Aside from Cao's works, the group show Roundtrip: Beijing-New York, also at UCCA presents other emerging artists born in the 1970s including Li Hui, Li Songsong and Yang Fudong.

Artist Cao Fei

The exhibition also shows artists from New York, including Terence Koh, Ryan McGinley, Matthew Day Jackson and Barnaby Furnas, all as young and energetic as their Chinese counterparts, with the aim to "put a cultural comparison, especially of those emerging artists of the same generation, between the two big cities," explained UCCA director Jerome Sans.

"There are many similarities in terms of works by the emerging young artists from both cities, which indicates that the eyesights of Chinese young artists are becoming more internationalized," Sans said last Sunday at a press conference.

"Those young artists from the two cities share the same subjects, such as fear, dream and illusion," he added. "You can't tell a certain piece is from a Chinese artist or American, without checking the card below."

In recent years a number of group and solo exhibitions have been being held in museums and galleries around the world, presenting a wide range of Chinese artists of the 1970s generation, with experts and critics concurring that the international focus on Chinese contemporary art is converting to these young, energetic 30 year olds.

"Believe or not, they are faithful recorders of contemporary Chinese life, where magic happens every day as the country emerges as one of the powerful economies after it went through a long planned-economy era," Wang added.

Famous art critic Zhu Qi always speaks highly of young artists born in the 1970s, considering that they will be the new force of Chinese art in the near future as their art breaks the routine of political viewpoints that were adopted by many of their predecessors who are already internationally famous.

He said that while compared with artists born in the 1950s and early 1960s, who usually take memories of the Cultural Revolution (1966-76) as their artistic inspiration, these much younger artists born in the 1970s pay more attention to current social problems and are the leading force of future art trends in China.

"Politic subjects such as the Cultural Revolution used to play a very important role in Chinese contemporary art, but it's time to make some changes," Zhu commented.

Younger artists commonly pay little attention to such history.
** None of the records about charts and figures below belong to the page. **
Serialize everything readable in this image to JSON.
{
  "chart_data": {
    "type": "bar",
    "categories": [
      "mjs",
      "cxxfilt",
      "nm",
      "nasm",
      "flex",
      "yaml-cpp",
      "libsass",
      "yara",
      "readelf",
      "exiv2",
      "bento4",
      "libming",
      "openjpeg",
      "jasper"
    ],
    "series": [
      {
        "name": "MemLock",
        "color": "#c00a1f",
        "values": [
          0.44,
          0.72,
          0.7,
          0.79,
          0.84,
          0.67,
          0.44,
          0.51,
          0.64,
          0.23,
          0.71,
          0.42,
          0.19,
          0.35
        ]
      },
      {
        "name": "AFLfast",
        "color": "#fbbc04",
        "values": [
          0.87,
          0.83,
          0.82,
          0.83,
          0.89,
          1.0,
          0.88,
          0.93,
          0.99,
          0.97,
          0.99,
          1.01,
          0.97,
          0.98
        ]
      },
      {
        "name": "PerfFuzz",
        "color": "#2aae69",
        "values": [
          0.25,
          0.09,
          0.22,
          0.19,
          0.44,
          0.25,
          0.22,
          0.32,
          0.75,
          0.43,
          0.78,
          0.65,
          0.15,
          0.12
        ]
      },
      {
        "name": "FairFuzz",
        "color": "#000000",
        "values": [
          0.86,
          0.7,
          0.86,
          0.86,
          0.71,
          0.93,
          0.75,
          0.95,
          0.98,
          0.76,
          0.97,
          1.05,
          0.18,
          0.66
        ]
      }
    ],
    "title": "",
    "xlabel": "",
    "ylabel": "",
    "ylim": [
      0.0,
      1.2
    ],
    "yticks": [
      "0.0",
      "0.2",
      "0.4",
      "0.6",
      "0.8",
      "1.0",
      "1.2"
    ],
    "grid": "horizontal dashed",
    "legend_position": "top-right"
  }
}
Instead, they are more likely to focus on what experiences they are going through. While some of them embrace the commercialized world, others tend to doubt it, drawing attention to social problems such as environmental protection and materialism with their works.

Aside from the subject matter, mediums adopted by these artists are also much wider and more varied than before. Not only oil painting, installation and sculpture are seeing extended application, many artists are using video and multimedia in their works. "Materials are often of the same importance as the subjects you adopt in your artistic creation," artist Cao commented. "We choose the media which we like the most and make use of it as best as we can."